Mobile exhibition to highlight signs of modern day slavery to be held in Lancaster
A mobile exhibition which highlights the signs of modern day slavery will be in Lancaster on Saturday.
The display, which will take visitors on an interactive journey, telling the story of slavery as they walk through different rooms, will be running between 10am and 4pm at St Thomas’ Church.
It forms part of the Lancaster Health Festival, which will see a variety of talks and health events taking place throughout the city.
The event has been organised by the Pan-Lancashire Anti-Slavery Partnership, which was set up to work collaboratively with public authorities, voluntary and charity sectors and local businesses, in the fight against human trafficking and modern day slavery.
A key part of the work is focused on raising public awareness of what the issues are, the different types of slavery and trafficking and how to spot the signs.
Lancashire Constabulary’s modern slavery and human trafficking coordinator Det Sgt Jill Entwistle said: “Modern day slavery and human trafficking is happening in Lancaster and we want people to be aware of this and help us by spotting the signs.
“We are working to identify victims and tackle this serious and hidden crime – but we do need help from the local community. This event is about raising awareness of the issues so that the public can work with us and be aware of how to report suspicious activity.”
The event will also see stalls at Dalton Square and Market Square during the day, where volunteers from the Lancashire Police Cadets will handing out leaflets. The branded ‘Freedom Bus’ which is covered with anti-slavery messages, will also be travelling around the city, stopping in various locations to provide information to communities.

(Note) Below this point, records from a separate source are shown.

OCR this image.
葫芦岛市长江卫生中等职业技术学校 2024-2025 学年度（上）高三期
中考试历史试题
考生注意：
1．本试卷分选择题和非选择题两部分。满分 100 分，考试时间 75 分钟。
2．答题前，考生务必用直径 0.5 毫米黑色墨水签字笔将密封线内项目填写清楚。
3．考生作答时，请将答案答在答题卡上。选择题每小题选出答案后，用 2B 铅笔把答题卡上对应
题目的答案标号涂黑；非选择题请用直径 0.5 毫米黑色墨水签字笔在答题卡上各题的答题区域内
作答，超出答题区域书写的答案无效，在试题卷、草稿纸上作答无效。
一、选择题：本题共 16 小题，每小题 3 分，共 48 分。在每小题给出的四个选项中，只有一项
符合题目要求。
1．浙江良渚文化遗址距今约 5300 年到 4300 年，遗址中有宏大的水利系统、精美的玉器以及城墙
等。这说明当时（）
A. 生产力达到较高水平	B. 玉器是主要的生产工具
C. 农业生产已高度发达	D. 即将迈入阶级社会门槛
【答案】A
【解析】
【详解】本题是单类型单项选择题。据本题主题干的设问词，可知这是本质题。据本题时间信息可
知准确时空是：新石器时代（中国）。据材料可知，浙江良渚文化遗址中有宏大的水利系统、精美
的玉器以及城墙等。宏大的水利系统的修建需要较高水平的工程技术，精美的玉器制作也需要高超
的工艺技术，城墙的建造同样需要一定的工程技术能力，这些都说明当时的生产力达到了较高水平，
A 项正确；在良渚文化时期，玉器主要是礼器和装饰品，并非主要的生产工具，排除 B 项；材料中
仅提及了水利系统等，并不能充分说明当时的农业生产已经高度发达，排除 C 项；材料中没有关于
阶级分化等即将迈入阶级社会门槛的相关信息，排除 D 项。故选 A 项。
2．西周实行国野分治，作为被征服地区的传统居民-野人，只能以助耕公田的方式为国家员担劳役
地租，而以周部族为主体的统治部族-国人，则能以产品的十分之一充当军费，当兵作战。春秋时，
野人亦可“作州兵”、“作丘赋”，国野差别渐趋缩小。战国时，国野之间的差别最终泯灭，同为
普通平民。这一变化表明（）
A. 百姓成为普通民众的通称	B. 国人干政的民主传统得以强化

This will be followed be a short service on the steps of the museum in Market Square on Sunday, where attendees will be asked to observe a minute’s silence in remembrance of all victims of slavery.
Ian Dewar, chaplain, from University Hospitals of Morecambe Bay NHS Foundation Trust, who is organising the health festival, said: “This is a genuine privilege for the health festival. You cannot have a healthy city if you do not have a safe city and a just city. I am enormously proud of the work that our police and the Pan-Lancashire Anti-Slavery Partnership do to combat trafficking and I hope that the people of our city will be better informed and better able to play their part in challenging this evil trade.”
Clive Grunshaw, Lancashire’s Police and Crime Commissioner, said: “Tackling modern slavery and human trafficking is a key priority for us in Lancashire. Events like this help to build awareness around the county so more people can spot the signs and report any concerns to the police, helping officers to take the necessary action to protect the vulnerable victims we know are out there.
“I am proud that the resources I have put into this area place us at the forefront of anti-trafficking work, making our communities safer. By working together, sharing information with authorities and supporting victims we can tackle this serious and often hidden crime.”
Signs that could indicate that someone is a victim of slavery include looking malnourished or unkempt, appearing withdrawn, rarely travelling on their own, appearing to be under the control of others, being unfamiliar with their neighbourhood, living in dirty, cramped or overcrowded accommodation, having few personal possessions, having no identification or travel documents and being hesitant to talk to strangers.
Advice and support for victims is available from the modern slavery helpline on 08000 121 700. Call 999 if you or anyone is in immediate danger. If there is no immediate danger, you can report suspicious activity on 101.